Para historiadora da USP, elites brasileiras 'não evoluíram': 'ainda é muito parecido com 1964'
Maria Aparecida de Aquino, especialista em repressão política durante o período da ditadura civil-militar no Brasil, diz que grande imprensa 'não aprendeu nada' e elite do país é 'mesquinha' e 'nega seu próprio devenvolvimento'
Maria Aparecida de Aquino é professora titular aposentada da Universidade de São Paulo (USP). Atualmente, colabora com o Programa de Pós-Graduação em História Social da mesma instituição. Durante sua carreira, se dedicou ao estudo da repressão política durante o período da ditadura civil-militar no Brasil, especialmente a censura exercida sobre os veículos de comunicação.

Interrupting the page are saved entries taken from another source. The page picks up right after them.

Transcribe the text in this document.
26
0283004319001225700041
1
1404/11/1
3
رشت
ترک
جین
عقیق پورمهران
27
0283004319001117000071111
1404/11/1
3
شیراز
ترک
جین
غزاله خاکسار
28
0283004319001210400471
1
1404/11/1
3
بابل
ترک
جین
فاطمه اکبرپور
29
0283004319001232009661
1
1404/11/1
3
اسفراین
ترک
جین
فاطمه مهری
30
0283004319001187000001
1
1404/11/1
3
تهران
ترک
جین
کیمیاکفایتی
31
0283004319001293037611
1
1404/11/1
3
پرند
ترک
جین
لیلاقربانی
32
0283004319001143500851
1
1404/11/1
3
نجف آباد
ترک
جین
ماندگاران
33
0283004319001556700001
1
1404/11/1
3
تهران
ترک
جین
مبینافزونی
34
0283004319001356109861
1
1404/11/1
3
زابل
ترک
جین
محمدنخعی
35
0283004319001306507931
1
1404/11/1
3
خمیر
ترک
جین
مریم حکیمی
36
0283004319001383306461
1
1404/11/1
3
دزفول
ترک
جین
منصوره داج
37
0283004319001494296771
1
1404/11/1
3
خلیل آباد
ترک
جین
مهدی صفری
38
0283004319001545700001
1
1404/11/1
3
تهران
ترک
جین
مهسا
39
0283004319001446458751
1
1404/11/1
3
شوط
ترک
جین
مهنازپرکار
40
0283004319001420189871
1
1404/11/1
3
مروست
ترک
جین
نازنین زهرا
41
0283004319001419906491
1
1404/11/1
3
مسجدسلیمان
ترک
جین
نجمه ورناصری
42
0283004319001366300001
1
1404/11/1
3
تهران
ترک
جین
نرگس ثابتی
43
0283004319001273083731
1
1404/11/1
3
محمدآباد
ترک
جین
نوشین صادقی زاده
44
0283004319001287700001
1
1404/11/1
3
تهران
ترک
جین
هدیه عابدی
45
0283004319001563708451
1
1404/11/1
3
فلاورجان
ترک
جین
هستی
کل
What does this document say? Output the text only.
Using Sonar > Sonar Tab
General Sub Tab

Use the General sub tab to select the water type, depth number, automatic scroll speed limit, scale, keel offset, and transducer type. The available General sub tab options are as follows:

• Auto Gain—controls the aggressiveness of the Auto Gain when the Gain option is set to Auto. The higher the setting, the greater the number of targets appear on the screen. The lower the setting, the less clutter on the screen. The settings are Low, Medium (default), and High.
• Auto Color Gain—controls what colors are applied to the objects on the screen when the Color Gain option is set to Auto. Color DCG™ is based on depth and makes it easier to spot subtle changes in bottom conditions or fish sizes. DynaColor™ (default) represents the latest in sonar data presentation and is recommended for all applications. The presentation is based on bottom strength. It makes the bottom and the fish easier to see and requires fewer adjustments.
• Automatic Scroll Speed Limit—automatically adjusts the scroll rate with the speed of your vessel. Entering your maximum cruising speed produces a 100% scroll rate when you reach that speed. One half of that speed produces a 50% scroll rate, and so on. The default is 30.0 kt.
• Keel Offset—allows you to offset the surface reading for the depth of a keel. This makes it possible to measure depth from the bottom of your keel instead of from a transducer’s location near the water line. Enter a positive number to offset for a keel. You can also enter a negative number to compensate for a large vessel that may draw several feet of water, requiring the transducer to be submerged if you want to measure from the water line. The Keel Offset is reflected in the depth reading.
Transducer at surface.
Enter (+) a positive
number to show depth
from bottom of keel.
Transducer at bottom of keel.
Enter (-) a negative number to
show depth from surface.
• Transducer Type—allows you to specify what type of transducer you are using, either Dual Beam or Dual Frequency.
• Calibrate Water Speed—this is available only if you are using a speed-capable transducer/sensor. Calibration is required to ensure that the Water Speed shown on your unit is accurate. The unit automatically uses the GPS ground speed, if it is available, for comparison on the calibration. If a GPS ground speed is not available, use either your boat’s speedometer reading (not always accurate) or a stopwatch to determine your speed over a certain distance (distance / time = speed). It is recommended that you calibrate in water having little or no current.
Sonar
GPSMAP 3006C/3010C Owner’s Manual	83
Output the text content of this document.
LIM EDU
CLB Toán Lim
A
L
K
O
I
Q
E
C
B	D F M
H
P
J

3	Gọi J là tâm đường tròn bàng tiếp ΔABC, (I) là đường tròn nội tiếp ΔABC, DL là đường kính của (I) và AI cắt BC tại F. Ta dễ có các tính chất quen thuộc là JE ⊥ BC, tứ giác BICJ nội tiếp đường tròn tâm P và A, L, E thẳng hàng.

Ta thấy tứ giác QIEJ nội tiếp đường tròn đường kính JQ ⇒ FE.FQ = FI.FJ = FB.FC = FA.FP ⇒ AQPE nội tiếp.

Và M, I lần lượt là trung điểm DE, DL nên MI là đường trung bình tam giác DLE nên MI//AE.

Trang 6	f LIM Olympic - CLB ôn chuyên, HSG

Nesta entrevista realizada no fim de março, ela aborda os motivos que levaram ao golpe de Estado em 1964, o papel exercido pela imprensa e faz comparações com o atual cenário da política nacional. Segundo a historiadora, há um elemento em comum entre passado e presente: “Uma das coisas que persistem é o comportamento das elites. Ainda é muito parecido com o que era em 1964.”
[Marcha da Família com Deus pela Liberdade, movimento surgido em março de 1964 favorável à deposição do então presidente da República, João Goulart. Foto: CPDOC-FGV]
18/08/2015
18/08/2015
Quais foram os motivos que levaram ao golpe de 1964?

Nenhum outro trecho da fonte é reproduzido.